First ‘Apollo’ App (finally)

When the Apollo alpha was first released a few weeks back, I began working on an application which would allow the user to drag a photo into a canvas area, and then present drawing tools to modify the photo and save it to the hard drive. Certain functionality such as drag and drop support is not yet available in the alpha release, so I’ve modified the project into what I call “HTML Snapshot Saver”.

This new module will allow a user to navigate to the website of their choice, make some quick sketches or notes over the page itself, and then save that image as a jpg to their documents folder. I can see possible uses for something like this in troubleshooting scenarios but this is mostly just a learning experience for my self. This is version .5 of the application because there is some functionality that I have not built into the thing yet. In any case, you can download it below.

Apollo Security Sandbox

The documentation released along with the Apollo downloads is tremendous. Brushing through on a basic level, I’ve found the following item of interest:

SWF files installed with Apollo applications do not need to look for cross-domain policy files. Capabilities that normally require another SWF file to grant access by calling the Security.allowDomain() method are not restricted to SWF files installed in Apollo applications.

This sounds very good. I’ve always found Flash Player security a bit restrictive.

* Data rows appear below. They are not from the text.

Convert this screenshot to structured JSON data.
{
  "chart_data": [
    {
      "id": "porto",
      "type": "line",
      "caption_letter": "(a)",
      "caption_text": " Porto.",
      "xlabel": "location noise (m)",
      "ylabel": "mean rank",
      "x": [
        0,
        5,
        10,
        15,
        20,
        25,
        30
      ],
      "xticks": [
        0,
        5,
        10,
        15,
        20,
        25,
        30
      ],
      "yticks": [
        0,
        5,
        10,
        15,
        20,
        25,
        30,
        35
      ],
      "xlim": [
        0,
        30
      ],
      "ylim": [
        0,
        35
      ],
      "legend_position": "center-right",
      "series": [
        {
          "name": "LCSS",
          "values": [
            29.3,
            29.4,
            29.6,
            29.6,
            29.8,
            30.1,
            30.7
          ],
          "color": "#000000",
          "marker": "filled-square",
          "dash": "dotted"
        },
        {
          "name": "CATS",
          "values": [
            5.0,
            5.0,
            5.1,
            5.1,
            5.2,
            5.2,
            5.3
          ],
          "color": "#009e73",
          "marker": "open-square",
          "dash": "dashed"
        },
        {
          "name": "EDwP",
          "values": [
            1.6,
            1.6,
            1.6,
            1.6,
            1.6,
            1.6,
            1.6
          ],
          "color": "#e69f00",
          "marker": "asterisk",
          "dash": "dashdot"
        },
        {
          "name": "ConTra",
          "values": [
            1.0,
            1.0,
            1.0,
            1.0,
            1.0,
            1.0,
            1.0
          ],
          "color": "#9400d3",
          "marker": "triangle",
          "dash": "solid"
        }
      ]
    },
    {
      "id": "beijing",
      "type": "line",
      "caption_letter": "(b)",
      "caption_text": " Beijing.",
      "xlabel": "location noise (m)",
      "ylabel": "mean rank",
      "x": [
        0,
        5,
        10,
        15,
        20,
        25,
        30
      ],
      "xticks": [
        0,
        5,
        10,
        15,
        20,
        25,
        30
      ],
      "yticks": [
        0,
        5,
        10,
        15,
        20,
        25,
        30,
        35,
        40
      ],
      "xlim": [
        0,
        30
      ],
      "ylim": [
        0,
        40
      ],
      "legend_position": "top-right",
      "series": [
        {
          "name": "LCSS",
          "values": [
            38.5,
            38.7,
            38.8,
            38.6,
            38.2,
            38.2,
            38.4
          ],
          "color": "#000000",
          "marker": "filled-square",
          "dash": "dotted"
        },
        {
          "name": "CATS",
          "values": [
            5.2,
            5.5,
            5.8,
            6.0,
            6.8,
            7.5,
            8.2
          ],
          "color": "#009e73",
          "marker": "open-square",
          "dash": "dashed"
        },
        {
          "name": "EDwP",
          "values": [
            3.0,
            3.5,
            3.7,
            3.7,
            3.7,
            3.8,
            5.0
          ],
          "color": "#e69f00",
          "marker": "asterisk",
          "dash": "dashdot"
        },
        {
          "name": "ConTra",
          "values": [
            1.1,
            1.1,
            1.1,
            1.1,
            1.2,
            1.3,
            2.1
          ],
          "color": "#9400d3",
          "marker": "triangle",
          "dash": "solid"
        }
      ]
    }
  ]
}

No other platform that I’m aware of has such tight rules about reading crossdomain data.

It is also stated that:

All other resources—those that are not installed with the Apollo application—are put in the same security sandboxes as they would be placed in if they were running in Flash Player in a web browser. Remote resources are put in sandboxes according to their source domains, and local resources are put in the local-with-networking, local-with-filesystem, or local-trusted sandbox.

So I guess I am pretty confused at this point… these statements seem to be in conflict with one another. I’ll have to build some sample apps to sort this out for myself.

EDIT: After toying around with Apollo and reading further into the documentation, my perception is that Flash content built with Apollo has a certain set of security features, while SWF files loaded into an Apollo application have a similar but different set of features.